Vance, uneasy in the spotlight, talked of how important it is for Heritage Bank to stay engaged in the community. As for the video, he said, “You need to show that to my mother.”

The Manhas biography traced his humble beginnings in a rural village in India through his years as a University of Washington-trained engineer, banking executive, Seattle Public Schools superintendent and, beginning in 2009, head of North Thurston Public Schools.

There was no mention of how tumultuous his tenure was at the helm of the Seattle school system, trying to work with a divided School Board that didn’t support his efforts to bring financial solvency to the school system, including closing some schools.

Manhas seems to have found a more welcoming school district and School Board in Lacey. “His focus on the whole child is such a wonderful vision,” North Thurston School Board member Leah Wells said.

Manhas spoke of life’s complexities and the role of education as the great equalizer. He seemed truly grateful for the award.

The crowd rose for a standing ovation when Fraser was introduced.
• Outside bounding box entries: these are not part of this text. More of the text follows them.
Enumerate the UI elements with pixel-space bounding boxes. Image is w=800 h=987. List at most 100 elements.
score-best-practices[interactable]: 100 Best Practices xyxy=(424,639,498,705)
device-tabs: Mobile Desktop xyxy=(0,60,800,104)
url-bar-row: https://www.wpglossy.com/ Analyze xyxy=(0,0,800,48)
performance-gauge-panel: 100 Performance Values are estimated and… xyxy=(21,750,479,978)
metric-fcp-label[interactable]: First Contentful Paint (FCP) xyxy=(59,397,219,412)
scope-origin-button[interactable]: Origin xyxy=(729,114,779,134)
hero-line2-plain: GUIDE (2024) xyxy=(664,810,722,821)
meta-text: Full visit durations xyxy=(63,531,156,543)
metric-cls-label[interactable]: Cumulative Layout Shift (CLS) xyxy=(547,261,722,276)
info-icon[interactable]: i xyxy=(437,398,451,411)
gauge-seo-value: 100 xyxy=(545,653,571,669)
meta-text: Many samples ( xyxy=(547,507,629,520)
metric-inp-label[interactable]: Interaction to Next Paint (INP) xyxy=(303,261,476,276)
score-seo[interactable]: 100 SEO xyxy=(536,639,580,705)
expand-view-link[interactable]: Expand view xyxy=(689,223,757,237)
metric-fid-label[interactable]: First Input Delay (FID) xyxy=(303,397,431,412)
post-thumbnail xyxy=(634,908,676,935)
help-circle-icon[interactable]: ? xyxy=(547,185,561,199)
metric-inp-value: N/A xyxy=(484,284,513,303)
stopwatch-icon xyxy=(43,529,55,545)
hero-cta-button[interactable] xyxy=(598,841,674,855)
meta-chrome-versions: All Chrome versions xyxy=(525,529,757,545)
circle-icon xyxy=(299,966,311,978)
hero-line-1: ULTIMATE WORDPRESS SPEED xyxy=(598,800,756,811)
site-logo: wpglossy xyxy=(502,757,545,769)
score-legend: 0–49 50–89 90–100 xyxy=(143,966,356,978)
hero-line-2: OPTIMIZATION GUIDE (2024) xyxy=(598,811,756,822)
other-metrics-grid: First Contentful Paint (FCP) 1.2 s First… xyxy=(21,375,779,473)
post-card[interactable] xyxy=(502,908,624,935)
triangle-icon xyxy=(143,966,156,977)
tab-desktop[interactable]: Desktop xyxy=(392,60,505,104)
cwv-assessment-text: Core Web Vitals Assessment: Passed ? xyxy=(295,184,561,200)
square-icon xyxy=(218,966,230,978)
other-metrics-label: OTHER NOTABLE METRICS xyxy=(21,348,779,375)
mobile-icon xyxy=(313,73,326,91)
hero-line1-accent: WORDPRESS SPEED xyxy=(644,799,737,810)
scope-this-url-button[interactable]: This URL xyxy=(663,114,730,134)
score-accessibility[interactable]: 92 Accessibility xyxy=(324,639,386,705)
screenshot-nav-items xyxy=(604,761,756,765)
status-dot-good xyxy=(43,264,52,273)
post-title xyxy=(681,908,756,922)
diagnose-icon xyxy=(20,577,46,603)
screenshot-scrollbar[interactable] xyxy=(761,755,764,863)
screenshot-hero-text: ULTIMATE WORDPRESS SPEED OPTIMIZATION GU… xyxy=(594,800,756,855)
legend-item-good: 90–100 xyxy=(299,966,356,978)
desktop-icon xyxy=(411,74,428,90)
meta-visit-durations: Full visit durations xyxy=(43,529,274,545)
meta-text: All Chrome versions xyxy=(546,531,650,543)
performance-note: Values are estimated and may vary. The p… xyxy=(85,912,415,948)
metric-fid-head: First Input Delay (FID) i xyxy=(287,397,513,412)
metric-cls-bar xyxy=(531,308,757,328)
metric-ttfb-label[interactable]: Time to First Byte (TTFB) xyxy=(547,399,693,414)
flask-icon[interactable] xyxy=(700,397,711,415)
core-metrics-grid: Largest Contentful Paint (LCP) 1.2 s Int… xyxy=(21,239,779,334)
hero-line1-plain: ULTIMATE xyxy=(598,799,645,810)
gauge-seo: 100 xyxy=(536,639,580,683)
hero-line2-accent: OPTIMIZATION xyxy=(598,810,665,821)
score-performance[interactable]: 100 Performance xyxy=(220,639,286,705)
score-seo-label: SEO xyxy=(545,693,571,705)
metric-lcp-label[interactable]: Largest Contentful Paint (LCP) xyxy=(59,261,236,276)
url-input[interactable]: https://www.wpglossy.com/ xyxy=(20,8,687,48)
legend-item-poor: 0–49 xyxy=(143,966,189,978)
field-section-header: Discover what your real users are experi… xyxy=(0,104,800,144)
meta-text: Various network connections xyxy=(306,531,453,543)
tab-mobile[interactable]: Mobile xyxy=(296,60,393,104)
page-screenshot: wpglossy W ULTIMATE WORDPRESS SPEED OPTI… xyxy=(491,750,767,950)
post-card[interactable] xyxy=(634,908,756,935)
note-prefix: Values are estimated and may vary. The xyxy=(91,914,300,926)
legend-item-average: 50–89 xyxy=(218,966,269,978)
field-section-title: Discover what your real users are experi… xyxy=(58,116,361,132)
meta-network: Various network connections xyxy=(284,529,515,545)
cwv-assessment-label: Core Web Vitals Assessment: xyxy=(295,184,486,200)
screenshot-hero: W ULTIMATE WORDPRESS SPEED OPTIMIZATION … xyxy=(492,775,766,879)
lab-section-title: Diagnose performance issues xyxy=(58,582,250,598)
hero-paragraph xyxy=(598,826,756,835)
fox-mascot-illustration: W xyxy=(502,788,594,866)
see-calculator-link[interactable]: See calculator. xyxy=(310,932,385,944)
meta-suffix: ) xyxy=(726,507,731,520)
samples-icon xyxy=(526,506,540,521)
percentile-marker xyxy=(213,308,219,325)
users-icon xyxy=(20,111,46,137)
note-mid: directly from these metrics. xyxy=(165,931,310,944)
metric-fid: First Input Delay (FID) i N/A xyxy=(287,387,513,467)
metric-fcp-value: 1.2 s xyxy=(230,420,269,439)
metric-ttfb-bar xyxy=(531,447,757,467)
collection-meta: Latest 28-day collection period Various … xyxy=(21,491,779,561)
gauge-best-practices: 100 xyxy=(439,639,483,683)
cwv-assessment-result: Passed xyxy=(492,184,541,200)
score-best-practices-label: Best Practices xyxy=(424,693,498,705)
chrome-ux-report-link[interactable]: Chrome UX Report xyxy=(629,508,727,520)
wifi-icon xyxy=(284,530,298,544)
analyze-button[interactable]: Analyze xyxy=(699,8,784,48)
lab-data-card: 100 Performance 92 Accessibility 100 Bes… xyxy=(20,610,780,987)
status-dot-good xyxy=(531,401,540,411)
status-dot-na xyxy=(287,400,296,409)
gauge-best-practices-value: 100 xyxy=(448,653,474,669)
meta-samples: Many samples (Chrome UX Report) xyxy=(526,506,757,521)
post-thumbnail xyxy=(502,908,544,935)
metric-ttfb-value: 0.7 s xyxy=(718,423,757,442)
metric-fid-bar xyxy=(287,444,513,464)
Munro and others described her as one of the hardest working state senators, a champion of the environment and women’s rights, and a topnotch sailor in her younger years.

Fraser’s nearly 40 years of public service include more than seven as Lacey’s first female City Council member and mayor, eight years as a Thurston County Commissioner, four years in the state House, and 20 years in the state Senate.

The Seattle native recalled arriving in Olympia for a state government internship after graduating from the University of Washington with a master’s in public administration in 1969. She spent her first night in the capital city sleeping on a sofa at the Olympia YWCA, paying 50 cents for the privilege.

While searching for a home to rent, she just missed out on one located on Karen Frazier Road.

“I thought, you know, here’s a road with my name — I might like it here,” she joked 45 years later.

Never mind that the road’s name was misspelled.